I carefully picked up the doll. Hundreds, maybe thousands of years ago, this flesh and blood girl had received this doll from -- probably her parents. How she must have loved it. Shone its white deerskin wrap and painted face to the other children. Carrying it with her to the flowing creek and the meadow full of flowers and butterflies. Slept with it in the crook of her arm so she could see it in the morning as she first opened her eyes. How happy her parents must have been to see that their handiwork was the most precious thing in her life.

But why the cave? During play, had she wandered in to far and lost her way? Or, more dramatically, had the enemy tribes from the north invaded, and her parents left her in the safety of the cave, telling her to stay quietly until they returned for her. And then left to face their fate.

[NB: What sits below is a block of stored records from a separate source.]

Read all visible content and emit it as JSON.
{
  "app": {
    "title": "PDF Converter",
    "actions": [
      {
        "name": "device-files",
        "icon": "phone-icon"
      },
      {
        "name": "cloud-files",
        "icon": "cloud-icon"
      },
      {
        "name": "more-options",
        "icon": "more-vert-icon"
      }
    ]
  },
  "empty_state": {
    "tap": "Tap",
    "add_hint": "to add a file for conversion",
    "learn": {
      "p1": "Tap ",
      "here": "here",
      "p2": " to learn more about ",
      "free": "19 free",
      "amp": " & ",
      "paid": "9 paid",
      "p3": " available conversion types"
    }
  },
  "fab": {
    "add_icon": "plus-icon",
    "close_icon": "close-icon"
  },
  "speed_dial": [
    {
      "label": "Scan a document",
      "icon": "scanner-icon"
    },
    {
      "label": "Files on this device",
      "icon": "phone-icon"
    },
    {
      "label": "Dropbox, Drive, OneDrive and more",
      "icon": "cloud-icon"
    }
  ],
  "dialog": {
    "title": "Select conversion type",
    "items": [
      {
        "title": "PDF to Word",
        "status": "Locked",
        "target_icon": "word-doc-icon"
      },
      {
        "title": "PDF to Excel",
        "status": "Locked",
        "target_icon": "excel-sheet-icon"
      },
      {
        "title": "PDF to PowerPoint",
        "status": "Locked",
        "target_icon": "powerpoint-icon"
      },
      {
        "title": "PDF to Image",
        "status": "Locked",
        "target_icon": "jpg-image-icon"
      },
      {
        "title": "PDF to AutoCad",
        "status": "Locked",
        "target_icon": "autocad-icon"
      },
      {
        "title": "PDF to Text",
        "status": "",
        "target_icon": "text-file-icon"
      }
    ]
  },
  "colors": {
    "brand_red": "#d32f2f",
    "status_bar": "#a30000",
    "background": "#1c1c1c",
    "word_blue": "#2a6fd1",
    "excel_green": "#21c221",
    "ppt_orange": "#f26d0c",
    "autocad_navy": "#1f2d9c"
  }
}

It was a sad picture I had of a five year old girl, hugging her doll, face stained with tears. Tormented by thirst and hunger and cold and fear as she staggered and crawled in the total darkness searching for light. Through mud and water, clutching her tiny companion, she faced more hell in that cave then most do in a lifetime. And then when the end came and she could go no further, the unkindest thing of all. She dropped her doll and in total darkness and to weak to search, she had to lay down to die alone.

With tears of sadness in my eyes I sat down on the cave floor next to the little girl, and for the next half hour I provided silent companionship to one who needed it so badly. Then I lay the doll in the crook of the beautiful little girls arm.

I can’t explain it, but I immediately sensed a force within the cave: a cold breath of air. Seemingly, blowing across the centuries it came. The little girl’s arm closed and her doll was pressed to her breast. I stiffened, but then relaxed. How it happened seemed less important to me then that it did happen. My eyes were still moist, now with tears of joy.

As I gathered my gear and headed out, I shined my light for one more look. The little girls face had lost its look of anguish, and instead was one of peaceful sleep. -- I then returned to my world.